The 1995 adaptation of A Little Princess—directed by Alfonso Cuarón and shot by Emmanuel Lubezki—admittedly does indulge in some shockingly cheap, overstepping CGI, but it at least sequesters those images within its story-time fantasy sequences. The set-up of the story is much the same as The Secret Garden, with a once-wealthy British child being knocked down the ladder of class once she is orphaned, now forced to work as a servant at her boarding school or face a destitute life of homelessness. This is a film I actually remember seeing as a kid; it was Baby’s First Cuarón in fact, something I did not at all connect to my high school-love of Y Tu Mamá También until decades later. It follows a much more traditional, familiar fairy tale premise for a kids’ movie than The Secret Garden, but it still squeezes in some gorgeously artificial illustrations of The Ramayana (told as bedtime stories at the boarding school), with Lubezki doing his best possible precursor to The Fall, give or take some ill-advised mid-90s CGI. Outside those bedtime story fantasies, the real magic of A Little Princess is still fairly subtle & unstrained. Its thesis is that “All girls are princesses”, whether they’re a spoiled boarding school brat or the orphaned peasant who mops the floors and serves them breakfast. I can’t claim that the movie matches or exceeds the heights of Cuarón’s later, more critically lauded works, but that “Everyone’s a princess” sentiment clashes against the horrors of labor exploitation the protagonist stuffers in a way that really left an impression on me as a kid; the Ramayana fantasy sequences only underline the magic of that much more grounded, “realistic” frame story. The only glaring faults of the film is that the Ramayana demons should have been rendered in traditional stop-motion animation and the unavoidable fact that 1993’s The Secret Garden is by far the better film.
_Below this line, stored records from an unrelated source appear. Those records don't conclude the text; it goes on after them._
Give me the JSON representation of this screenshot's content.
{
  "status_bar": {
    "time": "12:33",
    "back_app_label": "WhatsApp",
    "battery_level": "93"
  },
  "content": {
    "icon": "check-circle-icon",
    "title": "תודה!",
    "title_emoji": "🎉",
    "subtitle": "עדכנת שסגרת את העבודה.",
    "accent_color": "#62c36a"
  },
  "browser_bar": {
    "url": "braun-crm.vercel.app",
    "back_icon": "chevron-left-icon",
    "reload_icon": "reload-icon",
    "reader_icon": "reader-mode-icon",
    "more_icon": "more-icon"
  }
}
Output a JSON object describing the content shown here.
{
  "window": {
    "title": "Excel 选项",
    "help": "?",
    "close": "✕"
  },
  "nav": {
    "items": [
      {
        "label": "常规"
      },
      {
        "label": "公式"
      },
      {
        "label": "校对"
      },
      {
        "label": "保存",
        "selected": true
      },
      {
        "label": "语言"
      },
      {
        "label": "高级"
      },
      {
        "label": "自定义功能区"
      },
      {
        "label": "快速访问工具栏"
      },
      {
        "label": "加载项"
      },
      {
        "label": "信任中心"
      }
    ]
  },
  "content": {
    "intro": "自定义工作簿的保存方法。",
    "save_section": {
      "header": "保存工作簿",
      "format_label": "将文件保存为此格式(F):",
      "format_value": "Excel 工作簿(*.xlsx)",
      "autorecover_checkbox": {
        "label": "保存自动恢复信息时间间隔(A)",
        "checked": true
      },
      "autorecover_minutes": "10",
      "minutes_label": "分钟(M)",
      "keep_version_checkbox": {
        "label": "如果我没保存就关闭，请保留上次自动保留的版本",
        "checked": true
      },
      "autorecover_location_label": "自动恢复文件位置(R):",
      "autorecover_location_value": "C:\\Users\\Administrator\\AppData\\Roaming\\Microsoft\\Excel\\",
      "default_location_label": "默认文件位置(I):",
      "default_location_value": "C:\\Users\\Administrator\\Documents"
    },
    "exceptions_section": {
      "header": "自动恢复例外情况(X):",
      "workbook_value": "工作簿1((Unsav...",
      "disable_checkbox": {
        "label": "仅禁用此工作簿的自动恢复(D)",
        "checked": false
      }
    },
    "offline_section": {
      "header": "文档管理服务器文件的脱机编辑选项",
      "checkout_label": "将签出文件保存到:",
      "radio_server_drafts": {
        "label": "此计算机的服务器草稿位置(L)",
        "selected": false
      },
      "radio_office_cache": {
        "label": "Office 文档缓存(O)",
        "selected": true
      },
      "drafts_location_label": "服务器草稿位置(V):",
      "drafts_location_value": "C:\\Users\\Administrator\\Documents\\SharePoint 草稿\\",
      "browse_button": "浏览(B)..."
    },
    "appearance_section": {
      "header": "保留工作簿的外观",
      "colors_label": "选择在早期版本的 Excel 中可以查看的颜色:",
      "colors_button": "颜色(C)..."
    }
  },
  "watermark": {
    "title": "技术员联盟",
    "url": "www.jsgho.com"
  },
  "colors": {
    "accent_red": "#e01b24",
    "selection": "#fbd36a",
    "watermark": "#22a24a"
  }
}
Since I haven’t seen the 2020 The Secret Garden and I’m only contrasting these films against its trailers, I can’t make any objective claims about their superiority as works of art. The two major 1990s adaptations of Burnett’s novels did make a lasting impression on the generation who grew up with them, though, whereas the most recent film seems to have been an instantly forgotten blip. In fact, most adaptations of Burnett’s work appear to be routine, disposable, going-though-the-motions children’s media tedium, which makes those two 90s films stand out as an exception to the rule. At the very least, they’re both commendable for the subtle, controlled way they accentuate the magic & the beauty of Burnett’s novels, which is a funny thing to be able to say about two films where children live in fairy tale castles and communicate with animals. It’s apparently very easy to cheapen & deflate that magic if you desperately push it to the forefront instead allowing it to quietly bloom.